Que se passera-t-il quand des textes seront écrits en commun, mais vraiment en commun, sur des logiciels type Google Docs (mais il en existe d’autres) où un grand nombre de personnes peuvent écrire en même temps, sur un même document, en temps réel ? Pas grand-chose de convaincant aujourd’hui dans les expériences déjà menées, mais qu’aurions-nous répondu il y a 10 ans si on nous avait dit que Wikipédia allait devenir une référence ?

Que se passera-t-il quand des textes seront fabriqués pour s’adapter au contexte de la lecture, simplement parce que la machine sur laquelle je le lis donne des informations, dit où elle se trouve, quelle heure il est et qu’on peut intégrer en temps réel ces informations dans le texte ? Imaginez un polar où le criminel apparaisse au coin de votre rue ou monte l’escalier de votre immeuble….

Que se passera-t-il quand la plus grande décision ne sera pas de savoir si le texte est fini ou pas, mais s’il doit même finir ? Pourquoi un auteur n’écrirait-il pas qu’un seul texte ? Toute sa vie ?

Que se passera-t-il avec le son, quand il peut surgir à tout moment ? Que se passera-t-il avec notre œil, quand grâce à des logiciels de eye tracking , son simple passage sur un lieu de l’écran peut déclencher un effet ?

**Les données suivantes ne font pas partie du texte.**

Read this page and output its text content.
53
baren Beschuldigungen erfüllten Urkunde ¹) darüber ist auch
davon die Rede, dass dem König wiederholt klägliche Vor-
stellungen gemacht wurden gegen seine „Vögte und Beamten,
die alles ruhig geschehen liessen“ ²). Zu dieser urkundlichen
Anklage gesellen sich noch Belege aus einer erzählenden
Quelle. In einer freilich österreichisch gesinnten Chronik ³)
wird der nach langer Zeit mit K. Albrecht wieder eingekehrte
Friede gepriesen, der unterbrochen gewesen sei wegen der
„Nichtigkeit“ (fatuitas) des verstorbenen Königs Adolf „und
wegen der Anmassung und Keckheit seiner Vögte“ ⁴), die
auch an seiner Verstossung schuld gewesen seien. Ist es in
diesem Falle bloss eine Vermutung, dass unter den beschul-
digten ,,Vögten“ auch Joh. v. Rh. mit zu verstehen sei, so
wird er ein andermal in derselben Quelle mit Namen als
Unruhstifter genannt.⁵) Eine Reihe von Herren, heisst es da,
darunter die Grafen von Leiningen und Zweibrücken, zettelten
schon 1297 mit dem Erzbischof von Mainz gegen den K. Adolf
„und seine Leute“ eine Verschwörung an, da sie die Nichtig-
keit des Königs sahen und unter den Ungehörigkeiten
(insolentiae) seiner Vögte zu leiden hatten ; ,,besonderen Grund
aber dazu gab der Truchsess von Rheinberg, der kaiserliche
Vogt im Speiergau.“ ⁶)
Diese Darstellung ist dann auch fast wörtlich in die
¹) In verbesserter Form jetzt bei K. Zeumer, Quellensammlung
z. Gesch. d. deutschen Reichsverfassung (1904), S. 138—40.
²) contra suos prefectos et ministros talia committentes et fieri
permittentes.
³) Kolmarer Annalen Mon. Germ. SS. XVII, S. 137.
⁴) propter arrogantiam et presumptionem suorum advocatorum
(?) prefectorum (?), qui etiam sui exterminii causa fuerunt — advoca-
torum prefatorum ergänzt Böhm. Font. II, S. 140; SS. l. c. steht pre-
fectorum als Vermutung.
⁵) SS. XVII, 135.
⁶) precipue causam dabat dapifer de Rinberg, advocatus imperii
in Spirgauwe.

Des questions comme cela, il y en a mille autres.

Peut-être qu’il ne passera rien. Peut-être que ça ne changera rien à la littérature. Que la littérature continuera à se lire dans des livres ou dans des fichiers numériques qui ne sont que des livres transposés sur écran, comme c’est le cas aujourd’hui. Et qu’on donnera un autre nom à ce qui se créé pour les écrans sur écrans, peut-être que la littérature pensera survivre en s’en protégeant.

Ou alors peut-être que naîtront des genres, un peu comme le roman – ce qu’on appelle aujourd’hui le roman – a été fabriqué par le livre. Peut-être donc que la littérature s’enrichira de nouveaux genres provenant de son interaction avec les écrans.

Ou alors, peut-être que c’est la littérature elle-même qui en sera changée, comme le livre l’a changée, peut-être que naîtront de nouvelles formes, de nouvelles normes, qui rendront obsolètes les précédentes. Mais nous ne serons pas là pour le voir. C’est dommage.